Por outro lado, os estados em que o direito de portar armas de fogo é muito restrito possuem as seguintes taxas de homicídios por 100 habitantes:
Maryland: 6.1
California: 4.4
New Jersey: 3.9
New York: 3.1
Média: 4.37

Logo, é possível perceber que a média das taxas de homicídios nos estados em que o direito ao porte de arma é muito restrito tende a ser maior do que a média dos estados onde sequer é necessário uma permissão estatal para exercer esse direito. Em outras palavras: restringir o direito ao porte de armas, impondo restrições estatais, não garante a redução das taxas de homicídios.

11 COMENTÁRIOS

  1. bom , já que o problema são as armas e a falta de educação do povo , vamos propor então a entrega de facas, chaves de fenda, machados , foices, motosserras ou qualquer outro objeto ou ferramenta que possa causar algum tipo de mal ou dano a outra pessoa

  2. Ora, as mortes por suicídios – que muitas vezes são acompanhadas de assassinatos antes que o atirador tire a própria vida e de acidentes não devem ser também consideradas como vitimas de homicídio? Vocês é que estão forçando a barra para defender o seu desejo de consumir armas de fogo…

  3. Num país onde só porque se vota em partido oposto temos uma xenofobia exacerbada com indícios a sugestão de crime, imagine cada situação com direito a uma arma. Para uma minoria aqui tudo é simples e básico, só não exigir para a massa educação de qualidade que é a base para todo tipo de liberdade.

  4. No Texas, vemos pessoas indo a qualquer lugar armadas. O índice de assassinatos lá é alto, algumas cidades chegam a ter o índice do Estado de São Paulo (10). Ainda assim, a média americana é de 4,5 quando a nossa é “média” de 25. A diferença é que o porte de arma, o treinamento e a liberdade de usar quando necessário fazem com que o crime se auto-regulamente.

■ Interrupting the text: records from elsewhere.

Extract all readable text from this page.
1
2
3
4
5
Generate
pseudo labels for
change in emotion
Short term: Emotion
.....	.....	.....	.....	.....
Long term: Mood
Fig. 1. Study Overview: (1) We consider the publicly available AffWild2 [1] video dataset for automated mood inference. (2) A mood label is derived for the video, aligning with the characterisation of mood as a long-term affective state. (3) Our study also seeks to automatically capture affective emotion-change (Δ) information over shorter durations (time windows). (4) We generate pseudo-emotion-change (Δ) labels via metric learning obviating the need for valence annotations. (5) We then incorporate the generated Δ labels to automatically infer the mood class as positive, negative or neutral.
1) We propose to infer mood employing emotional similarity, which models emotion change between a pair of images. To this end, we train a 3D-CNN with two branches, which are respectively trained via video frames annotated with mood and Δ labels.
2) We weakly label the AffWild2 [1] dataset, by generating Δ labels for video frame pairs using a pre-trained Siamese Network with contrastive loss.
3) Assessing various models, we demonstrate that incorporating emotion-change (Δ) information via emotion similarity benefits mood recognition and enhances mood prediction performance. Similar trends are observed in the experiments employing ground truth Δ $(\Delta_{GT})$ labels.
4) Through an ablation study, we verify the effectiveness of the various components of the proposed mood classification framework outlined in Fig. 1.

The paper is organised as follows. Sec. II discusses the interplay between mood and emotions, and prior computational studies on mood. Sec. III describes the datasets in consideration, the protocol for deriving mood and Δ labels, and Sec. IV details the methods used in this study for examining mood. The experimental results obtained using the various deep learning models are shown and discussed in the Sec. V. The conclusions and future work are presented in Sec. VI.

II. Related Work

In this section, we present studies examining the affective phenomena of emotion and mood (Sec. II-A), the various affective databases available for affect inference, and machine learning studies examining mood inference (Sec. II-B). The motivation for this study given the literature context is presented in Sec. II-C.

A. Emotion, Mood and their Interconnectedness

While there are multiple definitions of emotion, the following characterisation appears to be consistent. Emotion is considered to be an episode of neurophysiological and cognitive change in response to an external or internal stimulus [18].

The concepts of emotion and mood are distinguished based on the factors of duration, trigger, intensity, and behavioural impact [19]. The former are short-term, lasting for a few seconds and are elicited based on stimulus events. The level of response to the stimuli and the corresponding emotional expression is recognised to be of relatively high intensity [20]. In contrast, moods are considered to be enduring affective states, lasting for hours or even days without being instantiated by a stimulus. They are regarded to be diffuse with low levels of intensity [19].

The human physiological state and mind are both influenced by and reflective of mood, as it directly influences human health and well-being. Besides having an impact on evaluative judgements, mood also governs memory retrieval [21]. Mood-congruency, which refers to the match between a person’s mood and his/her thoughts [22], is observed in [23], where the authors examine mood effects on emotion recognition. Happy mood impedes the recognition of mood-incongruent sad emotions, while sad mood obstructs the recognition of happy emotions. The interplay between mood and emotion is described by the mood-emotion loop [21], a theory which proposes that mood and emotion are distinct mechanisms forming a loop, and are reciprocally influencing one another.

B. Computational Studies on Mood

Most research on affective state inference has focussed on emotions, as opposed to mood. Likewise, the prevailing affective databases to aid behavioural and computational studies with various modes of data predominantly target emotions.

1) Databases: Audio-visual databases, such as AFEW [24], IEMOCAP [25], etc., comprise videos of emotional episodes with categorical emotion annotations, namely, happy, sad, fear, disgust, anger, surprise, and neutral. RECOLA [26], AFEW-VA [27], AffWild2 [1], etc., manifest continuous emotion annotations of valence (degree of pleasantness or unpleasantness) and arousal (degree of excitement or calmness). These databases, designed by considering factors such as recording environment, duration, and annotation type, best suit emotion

Esse montante (4,5) é de bandidos e mocinhos, quando no Brasil, 25 é quase que de mocinhos, visto que a população dá ao assassino a certeza de que eles não serão contra-atacados. O problema no Brasil é que não aprendemos a nos defender. Nem com armas, nem com a palavra, nem com o silêncio. E isso nos tira a base do respeito próprio, que é a autoestima. Somos criados para sermos indefesos, vítimas do outro. Talvez a solução não seja liberar armas de uma vez. Mas com certeza a solução se passa pelo direito e aprendizado de se auto-defender.

    • Eu concordo e acrescentaria o seguinte: uma policia mais efetiva e competente para enquadrar os que fariam mau uso da arma que eles são autorizados a portar, e uma educação convincente sobre a responsabilidade de portar uma arma e uma legislação à altura dessa responsabilidade. Então quando um cidadão comum adquirisse uma arma, ele estaria consciente das punições nas quais ele incorreria caso ele fizesse mau uso dessa arma. Exemplo de punição, uma pessoa que atira em outra por uma questão de ciumes ou briga de trânsito ou briga de botequim, pegar uns 20 anos de cadeia sem sursis. Ou seja, “se você pisar na bola, você arruinará tua vida… escolha é tua”.